How can companies get great ideas from their customers?
As I wrote about in Part 1 of True or false: Customers are a great source of ideas, it's not enough to just ask customers what improvements they want, or what new products they're desperate to buy.
Because customers usually don't know themselves what they really, really want.
In fact, most of us don't know what we want until we see something on the market that blows us away because it fulfills a need that we sometimes didn't even know we had.
Does that mean that people and companies should just come up with ideas on their own without the input of prospective customers?
Only if they want to learn that customers hate their new product or service after it goes to market!
So, here's the Catch-22:
There's no point in asking customers what they really want--because they usually don't know. But it's even worse to NOT to ask customers what they want and end up with a failed invention.
How in the world can companies come up with great ideas then?
The trick is to stop asking customers what they want, and let them show you want they want!
Design company Ideo uses this tactic very successfully. When they're innovating, Ideo employees spend a lot of time simply watching customers do the thing they're thinking about.
- When Ideo was asked to redesign toothbrushes for kids, they watch kids brush their teeth.
- When they were challenged to create a better shopping cart, they watched shoppers in a grocery store.
- When Ideo was looking for a way to attract new customers to a bank, they watched how people managed their financial data.

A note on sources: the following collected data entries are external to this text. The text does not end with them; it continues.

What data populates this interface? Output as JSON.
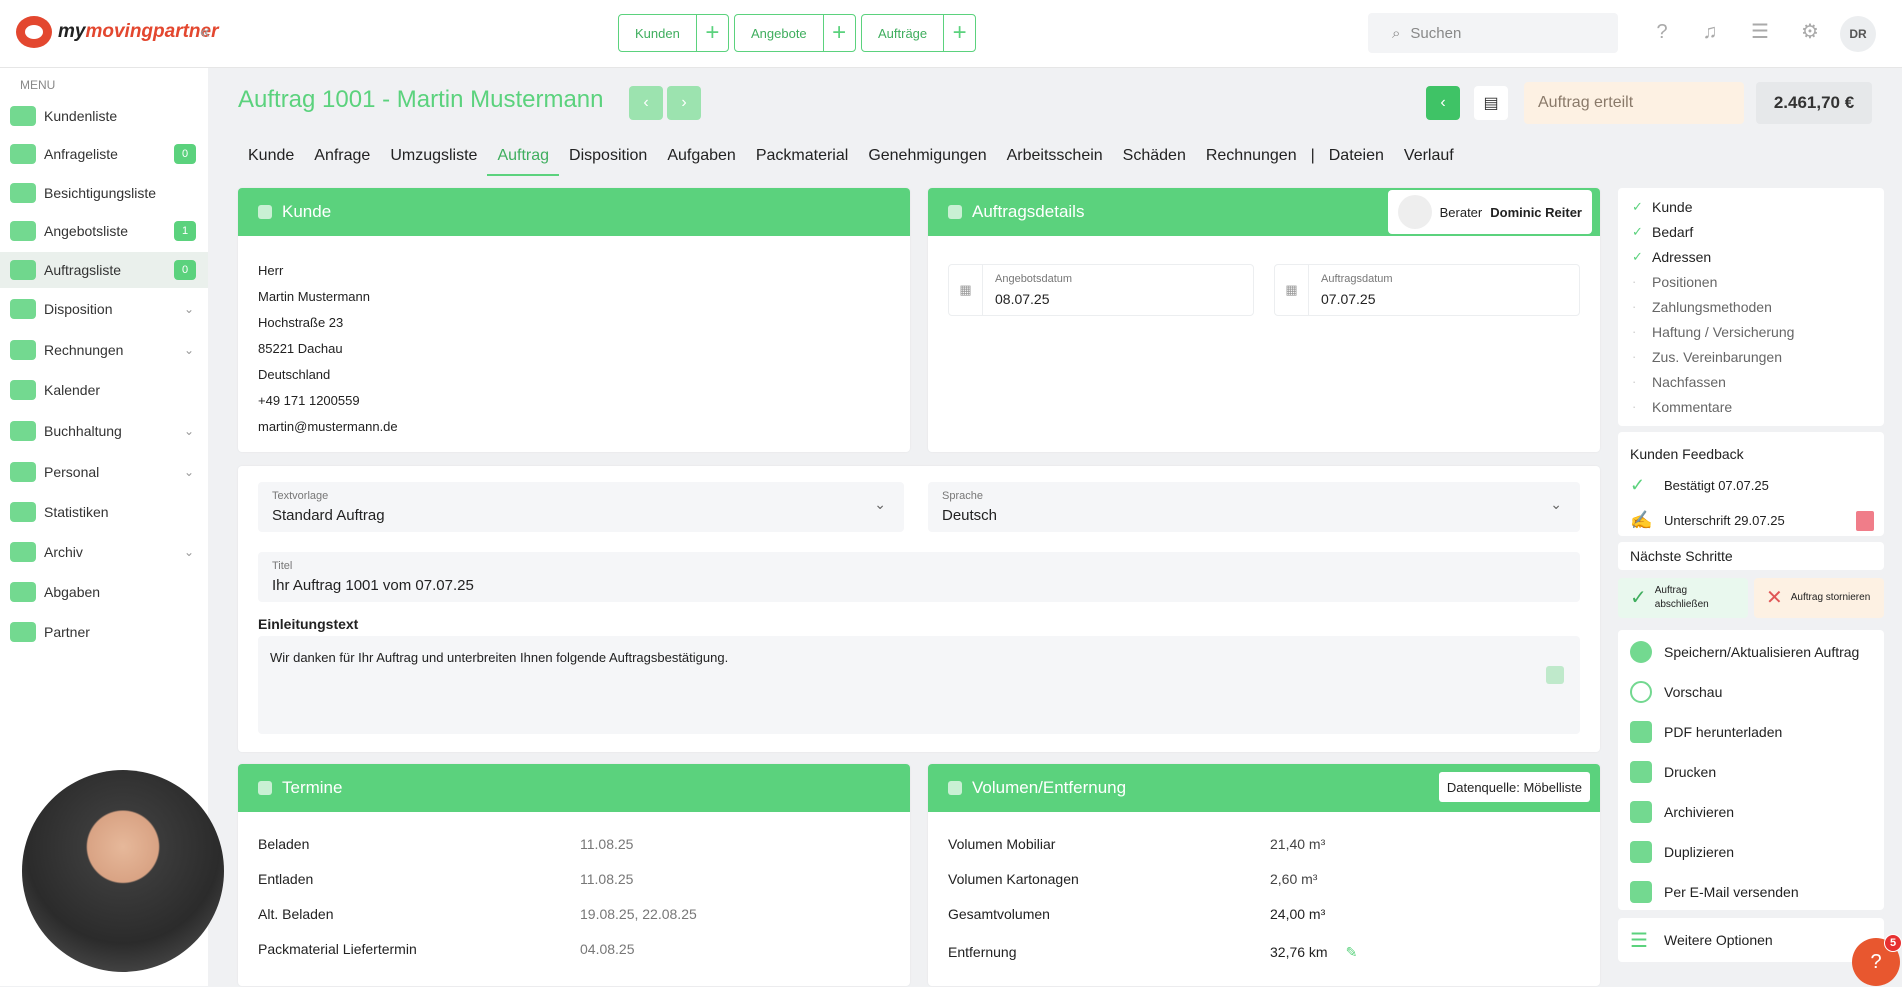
{
  "app": {
    "logo_prefix": "my",
    "logo_main": "movingpartner"
  },
  "quick": [
    {
      "label": "Kunden"
    },
    {
      "label": "Angebote"
    },
    {
      "label": "Aufträge"
    }
  ],
  "search": {
    "placeholder": "Suchen"
  },
  "user": {
    "initials": "DR"
  },
  "sidebar": {
    "menu_label": "MENU",
    "items": [
      {
        "label": "Kundenliste"
      },
      {
        "label": "Anfrageliste",
        "badge": "0"
      },
      {
        "label": "Besichtigungsliste"
      },
      {
        "label": "Angebotsliste",
        "badge": "1"
      },
      {
        "label": "Auftragsliste",
        "badge": "0"
      },
      {
        "label": "Disposition"
      },
      {
        "label": "Rechnungen"
      },
      {
        "label": "Kalender"
      },
      {
        "label": "Buchhaltung"
      },
      {
        "label": "Personal"
      },
      {
        "label": "Statistiken"
      },
      {
        "label": "Archiv"
      },
      {
        "label": "Abgaben"
      },
      {
        "label": "Partner"
      }
    ]
  },
  "header": {
    "title": "Auftrag 1001 - Martin Mustermann",
    "status": "Auftrag erteilt",
    "amount": "2.461,70 €"
  },
  "tabs": [
    "Kunde",
    "Anfrage",
    "Umzugsliste",
    "Auftrag",
    "Disposition",
    "Aufgaben",
    "Packmaterial",
    "Genehmigungen",
    "Arbeitsschein",
    "Schäden",
    "Rechnungen",
    "|",
    "Dateien",
    "Verlauf"
  ],
  "kunde": {
    "title": "Kunde",
    "lines": [
      "Herr",
      "Martin Mustermann",
      "Hochstraße 23",
      "85221 Dachau",
      "Deutschland",
      "+49 171 1200559",
      "martin@mustermann.de"
    ]
  },
  "details": {
    "title": "Auftragsdetails",
    "berater_label": "Berater",
    "berater_name": "Dominic Reiter",
    "angebot_label": "Angebotsdatum",
    "angebot_value": "08.07.25",
    "auftrag_label": "Auftragsdatum",
    "auftrag_value": "07.07.25"
  },
  "text": {
    "vorlage_label": "Textvorlage",
    "vorlage_value": "Standard Auftrag",
    "sprache_label": "Sprache",
    "sprache_value": "Deutsch",
    "titel_label": "Titel",
    "titel_value": "Ihr Auftrag 1001 vom 07.07.25",
    "einleitung_label": "Einleitungstext",
    "einleitung_value": "Wir danken für Ihr Auftrag und unterbreiten Ihnen folgende Auftragsbestätigung."
  },
  "termine": {
    "title": "Termine",
    "rows": [
      {
        "k": "Beladen",
        "v": "11.08.25"
      },
      {
        "k": "Entladen",
        "v": "11.08.25"
      },
      {
        "k": "Alt. Beladen",
        "v": "19.08.25, 22.08.25"
      },
      {
        "k": "Packmaterial Liefertermin",
        "v": "04.08.25"
      }
    ]
  },
  "volumen": {
    "title": "Volumen/Entfernung",
    "source": "Datenquelle: Möbelliste",
    "rows": [
      {
        "k": "Volumen Mobiliar",
        "v": "21,40 m³"
      },
      {
        "k": "Volumen Kartonagen",
        "v": "2,60 m³"
      },
      {
        "k": "Gesamtvolumen",
        "v": "24,00 m³"
      },
      {
        "k": "Entfernung",
        "v": "32,76 km"
      }
    ]
  },
  "checklist": [
    {
      "label": "Kunde",
      "done": true
    },
    {
      "label": "Bedarf",
      "done": true
    },
    {
      "label": "Adressen",
      "done": true
    },
    {
      "label": "Positionen",
      "done": false
    },
    {
      "label": "Zahlungsmethoden",
      "done": false
    },
    {
      "label": "Haftung / Versicherung",
      "done": false
    },
    {
      "label": "Zus. Vereinbarungen",
      "done": false
    },
    {
      "label": "Nachfassen",
      "done": false
    },
    {
      "label": "Kommentare",
      "done": false
    }
  ],
  "feedback": {
    "title": "Kunden Feedback",
    "confirmed": "Bestätigt 07.07.25",
    "signed": "Unterschrift 29.07.25"
  },
  "next": {
    "title": "Nächste Schritte",
    "complete": "Auftrag abschließen",
    "cancel": "Auftrag stornieren"
  },
  "actions": [
    "Speichern/Aktualisieren Auftrag",
    "Vorschau",
    "PDF herunterladen",
    "Drucken",
    "Archivieren",
    "Duplizieren",
    "Per E-Mail versenden"
  ],
  "more": "Weitere Optionen",
  "help": {
    "label": "?",
    "count": "5"
  }
}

In every one of those cases, Ideo designers found opportunities in the actions of customers. They observed that:
- Although children have smaller hands, they grip toothbrushes with their fists, instead of their fingers like adults.
So... Ideo created a toothbrush with a bigger handle that's easier for small hands to grab.
- Regular shopping carts are horrible for maneuvering and that shoppers frequently leave their carts at the end of aisles for more flexibility.
So... Ideo created a shopping cart that is easy to turn (to make it easier to navigate crowds) and with removable baskets so customers can have the flexibility to go down aisles without their car while still having something to put the food in.
- Many bank customers have trouble saving consciously, but also round up purchases to the nearest dollar to make record-keeping easier.
So... Ideo came up with the "Keep the Change" savings program, where customers' purchases are automatically rounded up to the next dollar and the change is deposited in a savings account.
Interesting, isn't it?
What other products or services have you see that have arisen from observing how customers act?
And, what ideas have you come up with after watching people?